Lambda Normae

Observation data Epoch J2000 Equinox ICRS
- Constellation: Norma
- Right ascension: 16^{h} 19^{m} 17.64660^{s}
- Declination: −42° 40′ 26.3014″
- Apparent magnitude (V): 5.44 (5.83 + 6.86)

Characteristics
- Spectral type: A0V + A3V
- B−V color index: 0.099±0.004

Astrometry
- Radial velocity (R_{v}): −15.0±3.7 km/s
- Proper motion (μ): RA: +7.59 mas/yr Dec.: −13.30 mas/yr
- Parallax (π): 9.35±0.76 mas
- Distance: 350 ± 30 ly (107 ± 9 pc)
- Absolute magnitude (M_{V}): 0.31

Orbit
- Period (P): 67.50 yr
- Semi-major axis (a): 0.293″
- Eccentricity (e): 0.788
- Inclination (i): 45.8°
- Longitude of the node (Ω): 215.2°
- Periastron epoch (T): 2049.59 B
- Argument of periastron (ω) (secondary): 82.5°

Details
- Luminosity: 64 L_{☉}

λ Nor A
- Mass: 2.53–2.57 M_{☉}

λ Nor B
- Mass: 2.00–2.13 M_{☉}
- Other designations: λ Nor, CD−42°11188, HD 146667, HIP 79963, HR 6071, SAO 226650, WDS J16193-4240

Database references
- SIMBAD: data

= Lambda Normae =

Star in the constellation Norma

λ Normae, Latinised as Lambda Normae, is a binary star system in the southern constellation of Norma, located near the northern constellation boundary with Scorpius. It is visible to the naked eye as a dim, white-hued point of light that shines with a combined apparent visual magnitude of 5.44. The system is located approximately 350 light years distant from the Sun based on parallax, but is drifting closer with a radial velocity of about −15 km/s.

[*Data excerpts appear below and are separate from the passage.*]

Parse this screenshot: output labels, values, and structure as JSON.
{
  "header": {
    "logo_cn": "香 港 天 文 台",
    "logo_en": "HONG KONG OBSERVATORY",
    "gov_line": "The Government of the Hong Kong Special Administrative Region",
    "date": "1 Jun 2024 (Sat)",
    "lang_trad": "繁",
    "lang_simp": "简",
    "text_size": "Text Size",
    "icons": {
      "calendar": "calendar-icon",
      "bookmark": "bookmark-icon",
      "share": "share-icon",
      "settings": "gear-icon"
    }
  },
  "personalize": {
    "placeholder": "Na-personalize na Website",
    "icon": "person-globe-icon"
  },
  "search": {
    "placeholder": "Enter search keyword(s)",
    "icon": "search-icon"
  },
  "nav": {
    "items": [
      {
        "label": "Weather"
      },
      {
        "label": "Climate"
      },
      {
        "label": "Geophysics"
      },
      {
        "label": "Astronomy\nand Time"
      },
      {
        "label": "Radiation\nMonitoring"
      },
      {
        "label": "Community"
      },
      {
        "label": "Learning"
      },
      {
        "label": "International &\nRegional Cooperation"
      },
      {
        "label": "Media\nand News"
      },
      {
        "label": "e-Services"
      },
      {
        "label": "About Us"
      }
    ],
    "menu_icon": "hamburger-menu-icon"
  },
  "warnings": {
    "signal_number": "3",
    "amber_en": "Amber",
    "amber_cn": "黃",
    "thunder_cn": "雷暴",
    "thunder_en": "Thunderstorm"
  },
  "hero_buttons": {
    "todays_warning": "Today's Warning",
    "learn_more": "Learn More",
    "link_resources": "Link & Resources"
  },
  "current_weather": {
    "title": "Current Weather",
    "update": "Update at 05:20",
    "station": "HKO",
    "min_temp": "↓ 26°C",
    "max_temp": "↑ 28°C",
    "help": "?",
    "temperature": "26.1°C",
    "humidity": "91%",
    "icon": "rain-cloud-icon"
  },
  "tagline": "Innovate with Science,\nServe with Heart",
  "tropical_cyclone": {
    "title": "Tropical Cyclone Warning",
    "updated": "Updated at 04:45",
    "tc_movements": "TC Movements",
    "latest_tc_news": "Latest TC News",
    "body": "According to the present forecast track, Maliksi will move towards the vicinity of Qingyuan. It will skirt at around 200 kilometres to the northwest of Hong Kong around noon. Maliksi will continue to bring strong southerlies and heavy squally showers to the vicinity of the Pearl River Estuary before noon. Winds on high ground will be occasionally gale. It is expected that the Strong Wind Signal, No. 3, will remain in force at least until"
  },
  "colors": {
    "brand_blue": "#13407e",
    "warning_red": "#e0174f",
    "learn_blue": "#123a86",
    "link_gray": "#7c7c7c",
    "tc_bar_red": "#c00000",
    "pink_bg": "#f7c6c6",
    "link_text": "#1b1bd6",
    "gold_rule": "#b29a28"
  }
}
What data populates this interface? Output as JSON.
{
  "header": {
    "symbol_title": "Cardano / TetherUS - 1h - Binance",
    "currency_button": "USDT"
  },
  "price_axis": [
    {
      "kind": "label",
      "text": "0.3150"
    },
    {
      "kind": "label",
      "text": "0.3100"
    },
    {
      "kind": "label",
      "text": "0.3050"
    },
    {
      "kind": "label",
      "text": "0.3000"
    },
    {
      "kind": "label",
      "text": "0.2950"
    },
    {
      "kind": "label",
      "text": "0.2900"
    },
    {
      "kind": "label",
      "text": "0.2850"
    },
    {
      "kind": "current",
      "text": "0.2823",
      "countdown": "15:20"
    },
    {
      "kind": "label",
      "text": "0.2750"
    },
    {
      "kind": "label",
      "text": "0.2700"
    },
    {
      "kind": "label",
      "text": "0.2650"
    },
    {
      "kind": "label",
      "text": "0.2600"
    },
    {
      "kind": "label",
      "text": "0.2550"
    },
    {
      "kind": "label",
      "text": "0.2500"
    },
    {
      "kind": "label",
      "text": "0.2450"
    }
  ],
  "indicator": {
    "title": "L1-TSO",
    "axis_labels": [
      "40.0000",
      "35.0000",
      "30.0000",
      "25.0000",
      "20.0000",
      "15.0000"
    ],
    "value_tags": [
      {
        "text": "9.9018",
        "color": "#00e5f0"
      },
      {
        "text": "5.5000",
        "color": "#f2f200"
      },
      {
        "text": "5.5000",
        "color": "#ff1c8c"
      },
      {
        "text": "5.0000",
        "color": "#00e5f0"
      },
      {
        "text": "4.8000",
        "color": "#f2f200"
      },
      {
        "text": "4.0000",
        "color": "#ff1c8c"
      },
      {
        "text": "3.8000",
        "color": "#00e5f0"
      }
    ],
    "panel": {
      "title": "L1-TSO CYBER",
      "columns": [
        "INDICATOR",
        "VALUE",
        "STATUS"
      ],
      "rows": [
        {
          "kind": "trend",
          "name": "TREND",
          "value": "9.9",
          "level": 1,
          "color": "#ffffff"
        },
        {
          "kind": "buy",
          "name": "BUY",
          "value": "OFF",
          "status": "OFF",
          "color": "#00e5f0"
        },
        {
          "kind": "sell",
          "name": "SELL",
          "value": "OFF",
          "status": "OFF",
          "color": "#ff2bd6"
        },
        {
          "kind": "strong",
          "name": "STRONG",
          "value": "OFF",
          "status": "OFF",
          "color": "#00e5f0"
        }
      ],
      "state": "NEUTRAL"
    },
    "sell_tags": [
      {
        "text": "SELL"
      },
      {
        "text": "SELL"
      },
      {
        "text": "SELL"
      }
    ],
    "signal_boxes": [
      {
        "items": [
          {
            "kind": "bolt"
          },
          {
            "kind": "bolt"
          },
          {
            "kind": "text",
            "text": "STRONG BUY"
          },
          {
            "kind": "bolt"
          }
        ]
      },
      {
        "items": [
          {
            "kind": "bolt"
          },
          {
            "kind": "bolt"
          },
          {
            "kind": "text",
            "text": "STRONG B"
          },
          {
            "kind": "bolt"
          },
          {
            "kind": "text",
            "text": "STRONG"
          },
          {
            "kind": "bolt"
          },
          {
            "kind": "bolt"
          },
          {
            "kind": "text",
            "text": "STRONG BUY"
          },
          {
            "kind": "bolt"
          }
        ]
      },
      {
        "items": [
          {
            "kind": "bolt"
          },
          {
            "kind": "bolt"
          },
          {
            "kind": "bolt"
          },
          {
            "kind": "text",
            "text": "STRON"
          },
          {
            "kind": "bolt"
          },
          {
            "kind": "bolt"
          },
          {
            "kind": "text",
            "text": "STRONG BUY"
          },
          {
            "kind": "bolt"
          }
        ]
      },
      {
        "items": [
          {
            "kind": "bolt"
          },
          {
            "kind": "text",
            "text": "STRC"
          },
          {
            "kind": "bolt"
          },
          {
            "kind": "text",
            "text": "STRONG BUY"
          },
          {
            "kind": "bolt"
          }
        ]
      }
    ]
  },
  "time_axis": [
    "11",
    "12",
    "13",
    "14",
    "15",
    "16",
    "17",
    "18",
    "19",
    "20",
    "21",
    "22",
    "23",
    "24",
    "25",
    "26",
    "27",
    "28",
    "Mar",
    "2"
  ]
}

The pair have an orbital period of 67.5 years with a high eccentricity of 0.788. Both components are A-type main-sequence stars that are generating energy through core hydrogen fusion. The primary component has a visual magnitude of 5.83, and is of class A0V. The fainter secondary is class A3V with a magnitude 6.86.